From: Gordon JC Pearce <>
Date: Sun Feb 13 04:07:38 2005

Loboyko Steve wrote:
> Sellam Ismail wrote:
>>One of the folks
>>here (I forget who it was) fixed a monitor with this
>>problem by using a heated wire to remove the
>>protective outer laminate and replace it
> That was me. As dangerous as this was, I did take some
> safety measures; firstly, I made a plywood box in
> which to mount the CRT face up. (Needless to say, I
> wore a heavy long-sleeve coat, safety glasses and a
> hat at all times.) Then, I used nichrome wire
> (obtained from a hobby shop used in cutting foam),
> powered by +12 from an AT power supply as the cutter.
> Wooden handles with screws mounted in them held the
> wire as I cut through. I adjusted the length of
> nichrome to get just under dull red hot (having a
> high-current adjustable power supply would have been
> better). I worked pulling up towards the faceplate in
> order to avoid heating the face of the CRT, which
> might have had "undesirable results".

How thick is the glass? The thicker the glass, the more likely a
temperature gradient is to crack it, but the more heat it will take (if
you see what I mean).

> I'm almost sure that some sort of optical quality RTV
> was used. It came off easily with acetone - so easy,
> that it might even be possible to remove the plate if
> you could suspend the tube in an acetone bath face
> down for a while.
> Upon close examination, I'm certain that what these
> tubes experience is mold - the same type of mold that
> gets into the double-pane glass used in homes. This
> type of mold is actually capable of etching glass!

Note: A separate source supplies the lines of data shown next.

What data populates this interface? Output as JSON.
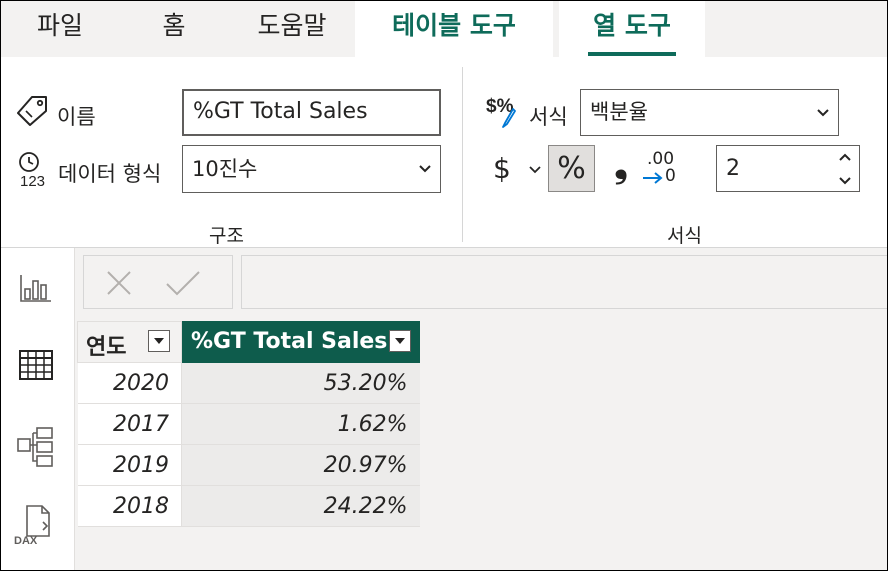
{
  "tabs": [
    {
      "label": "파일"
    },
    {
      "label": "홈"
    },
    {
      "label": "도움말"
    },
    {
      "label": "테이블 도구"
    },
    {
      "label": "열 도구"
    }
  ],
  "structure": {
    "group_label": "구조",
    "name_label": "이름",
    "name_value": "%GT Total Sales",
    "datatype_label": "데이터 형식",
    "datatype_value": "10진수"
  },
  "formatting": {
    "group_label": "서식",
    "format_label": "서식",
    "format_value": "백분율",
    "currency_symbol": "$",
    "percent_symbol": "%",
    "comma_symbol": "❟",
    "decimal_icon_top": ".00",
    "decimal_icon_bottom": "0",
    "decimal_places": "2"
  },
  "rail": {
    "icons": [
      "report-view-icon",
      "data-view-icon",
      "model-view-icon",
      "dax-query-view-icon"
    ],
    "dax_text": "DAX"
  },
  "table": {
    "columns": [
      "연도",
      "%GT Total Sales"
    ],
    "rows": [
      [
        "2020",
        "53.20%"
      ],
      [
        "2017",
        "1.62%"
      ],
      [
        "2019",
        "20.97%"
      ],
      [
        "2018",
        "24.22%"
      ]
    ]
  },
  "colors": {
    "accent": "#0e6b5a",
    "header_fill": "#0e5c4c"
  }
}
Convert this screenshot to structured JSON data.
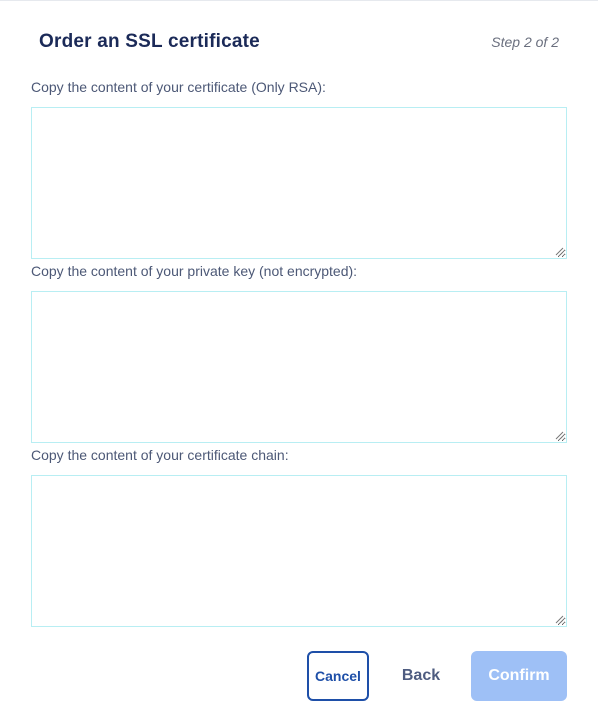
{
  "dialog": {
    "title": "Order an SSL certificate",
    "step": "Step 2 of 2"
  },
  "fields": {
    "certificate": {
      "label": "Copy the content of your certificate (Only RSA):",
      "value": ""
    },
    "private_key": {
      "label": "Copy the content of your private key (not encrypted):",
      "value": ""
    },
    "chain": {
      "label": "Copy the content of your certificate chain:",
      "value": ""
    }
  },
  "actions": {
    "cancel_label": "Cancel",
    "back_label": "Back",
    "confirm_label": "Confirm"
  },
  "colors": {
    "title": "#1b2a58",
    "field_border": "#b8eef3",
    "primary": "#1e4fa8",
    "confirm_disabled": "#9ec0f6"
  },
  "icons": {
    "resize_grip": "resize-grip-icon"
  }
}
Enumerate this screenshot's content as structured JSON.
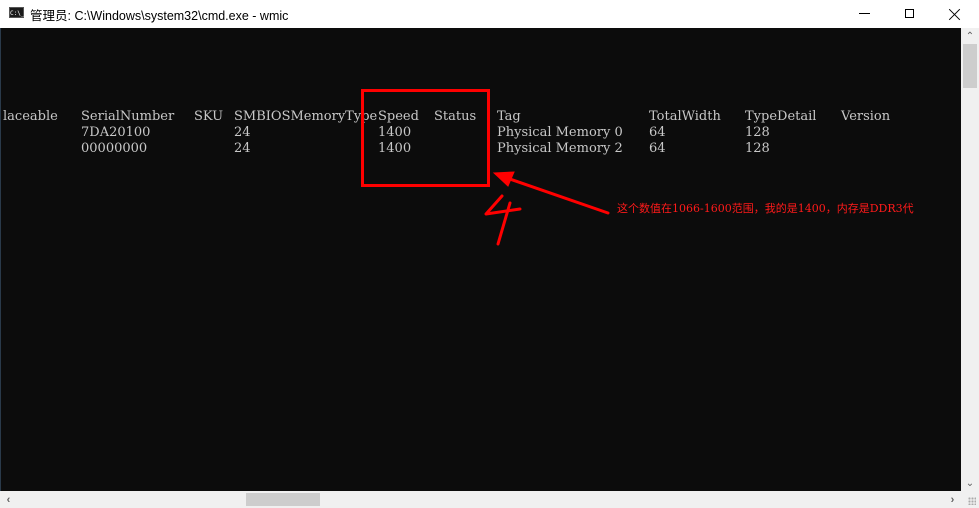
{
  "window": {
    "title": "管理员: C:\\Windows\\system32\\cmd.exe - wmic",
    "app_icon_text": "C:\\_",
    "controls": [
      "minimize",
      "maximize",
      "close"
    ]
  },
  "console": {
    "text_color": "#c8c8c8",
    "background": "#0c0c0c",
    "columns": [
      {
        "header": "laceable",
        "rows": [
          "",
          ""
        ]
      },
      {
        "header": "SerialNumber",
        "rows": [
          "7DA20100",
          "00000000"
        ]
      },
      {
        "header": "SKU",
        "rows": [
          "",
          ""
        ]
      },
      {
        "header": "SMBIOSMemoryType",
        "rows": [
          "24",
          "24"
        ]
      },
      {
        "header": "Speed",
        "rows": [
          "1400",
          "1400"
        ]
      },
      {
        "header": "Status",
        "rows": [
          "",
          ""
        ]
      },
      {
        "header": "Tag",
        "rows": [
          "Physical Memory 0",
          "Physical Memory 2"
        ]
      },
      {
        "header": "TotalWidth",
        "rows": [
          "64",
          "64"
        ]
      },
      {
        "header": "TypeDetail",
        "rows": [
          "128",
          "128"
        ]
      },
      {
        "header": "Version",
        "rows": [
          "",
          ""
        ]
      }
    ]
  },
  "annotation": {
    "color": "#ff0000",
    "step_number": "4",
    "note": "这个数值在1066-1600范围，我的是1400，内存是DDR3代"
  },
  "scrollbars": {
    "vertical_arrows": {
      "up": "chevron-up",
      "down": "chevron-down"
    },
    "horizontal_arrows": {
      "left": "chevron-left",
      "right": "chevron-right"
    }
  }
}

Might the damage be caused by acetic acid, formed by the RTV silicone

> this desparate task. I think that there is some valid
> question as to whether this tube is as "safe" as it
> once was. I will say that the face of the CRT itself
> seemed quite thick (it would have to be, anyway). It
> may be that the bonded-on plate is an extra measure of
> safety or simply for anti-glare purposes.

I supppose the answer would be to get a "bad" tube (excessive screen
burn, low emission, gone soft, physically damaged) and smash it open to
measure the thickness of the faceplate. It's easy to break up CRTs
safely - just knock the evacuation tube off the end of the neck, air
will rush in, and no, the tube won't implode.